Michel Pastoureau s'interroge sur l'absence dans la langue du mot "jauneur" (et "bleueur"), alors que les quatre autres couleurs principales ont engendré noirceur, blancheur, rougeur, verdeur. Le jaune et le bleu ont acquis leur statut de couleur plus tard que les autres, ceci explique peut-être cela.
« À partir du XIIIe s., la symbolique du jaune se dégrade fortement et évoque tour à tour l'envie, la jalousie, le mensonge, le déshonneur et la trahison. »
Michel Pastoureau évoque la naissance de la couleur orange (longtemps considérée comme une simple nuance), au Moyen Âge.

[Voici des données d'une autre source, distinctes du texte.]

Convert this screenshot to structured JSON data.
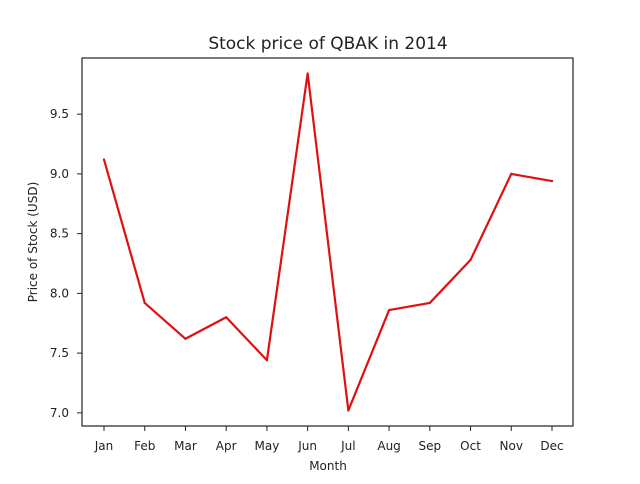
{
  "chart_data": {
    "type": "line",
    "title": "Stock price of QBAK in 2014",
    "xlabel": "Month",
    "ylabel": "Price of Stock (USD)",
    "categories": [
      "Jan",
      "Feb",
      "Mar",
      "Apr",
      "May",
      "Jun",
      "Jul",
      "Aug",
      "Sep",
      "Oct",
      "Nov",
      "Dec"
    ],
    "series": [
      {
        "values": [
          9.12,
          7.92,
          7.62,
          7.8,
          7.44,
          9.84,
          7.02,
          7.86,
          7.92,
          8.28,
          9.0,
          8.94
        ]
      }
    ],
    "yticks": [
      7.0,
      7.5,
      8.0,
      8.5,
      9.0,
      9.5
    ],
    "ytick_labels": [
      "7.0",
      "7.5",
      "8.0",
      "8.5",
      "9.0",
      "9.5"
    ],
    "ylim": [
      6.89,
      9.97
    ],
    "grid": false,
    "line_color": "#dd1111"
  }
}
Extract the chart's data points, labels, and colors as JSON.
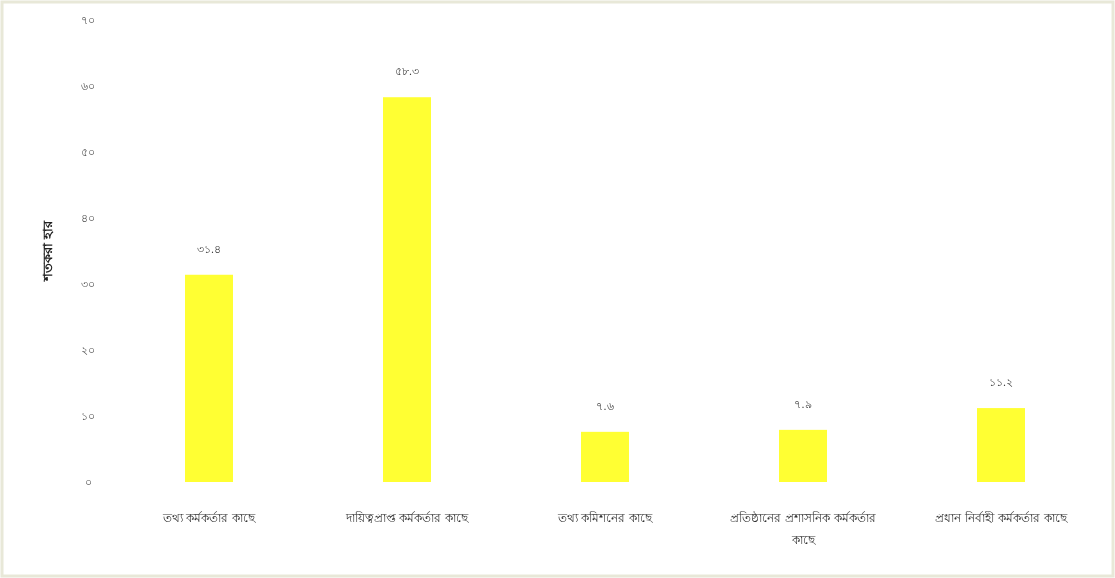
{
  "chart_data": {
    "type": "bar",
    "ylabel": "শতকরা হার",
    "categories": [
      "তথ্য কর্মকর্তার কাছে",
      "দায়িত্বপ্রাপ্ত কর্মকর্তার কাছে",
      "তথ্য কমিশনের কাছে",
      "প্রতিষ্ঠানের প্রশাসনিক কর্মকর্তার কাছে",
      "প্রধান নির্বাহী কর্মকর্তার কাছে"
    ],
    "values": [
      31.4,
      58.3,
      7.6,
      7.9,
      11.2
    ],
    "value_labels": [
      "৩১.৪",
      "৫৮.৩",
      "৭.৬",
      "৭.৯",
      "১১.২"
    ],
    "color": "#ffff33",
    "ylim": [
      0,
      70
    ],
    "yticks": [
      {
        "value": 0,
        "label": "০"
      },
      {
        "value": 10,
        "label": "১০"
      },
      {
        "value": 20,
        "label": "২০"
      },
      {
        "value": 30,
        "label": "৩০"
      },
      {
        "value": 40,
        "label": "৪০"
      },
      {
        "value": 50,
        "label": "৫০"
      },
      {
        "value": 60,
        "label": "৬০"
      },
      {
        "value": 70,
        "label": "৭০"
      }
    ],
    "grid": false
  }
}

Michel Pastoureau rappelle que Van Gogh a souvent été trahi par l'instabilité de la couleur jaune, du moins à cause du pigment qu'il utilisait (le jaune de chrome, moins stable mais meilleur marché que le jaune de cadmium).
Michel Pastoureau rappelle que le beige aura connu une grande promotion au XXe s. (gagnant son statut de couleur à part entière ; il n'est plus une simple nuance), peut-être favorisé par le rejet du jaune. Rejet à la ville seulement, car au sport et à la plage, le jaune prend sa revanche !
Michel Pastoureau rappelle que si le jaune est boudé, c'est seulement en Occident. En Asie, il est très présent sur les vêtements et les étoffes. En Chine, c'était même la couleur impériale.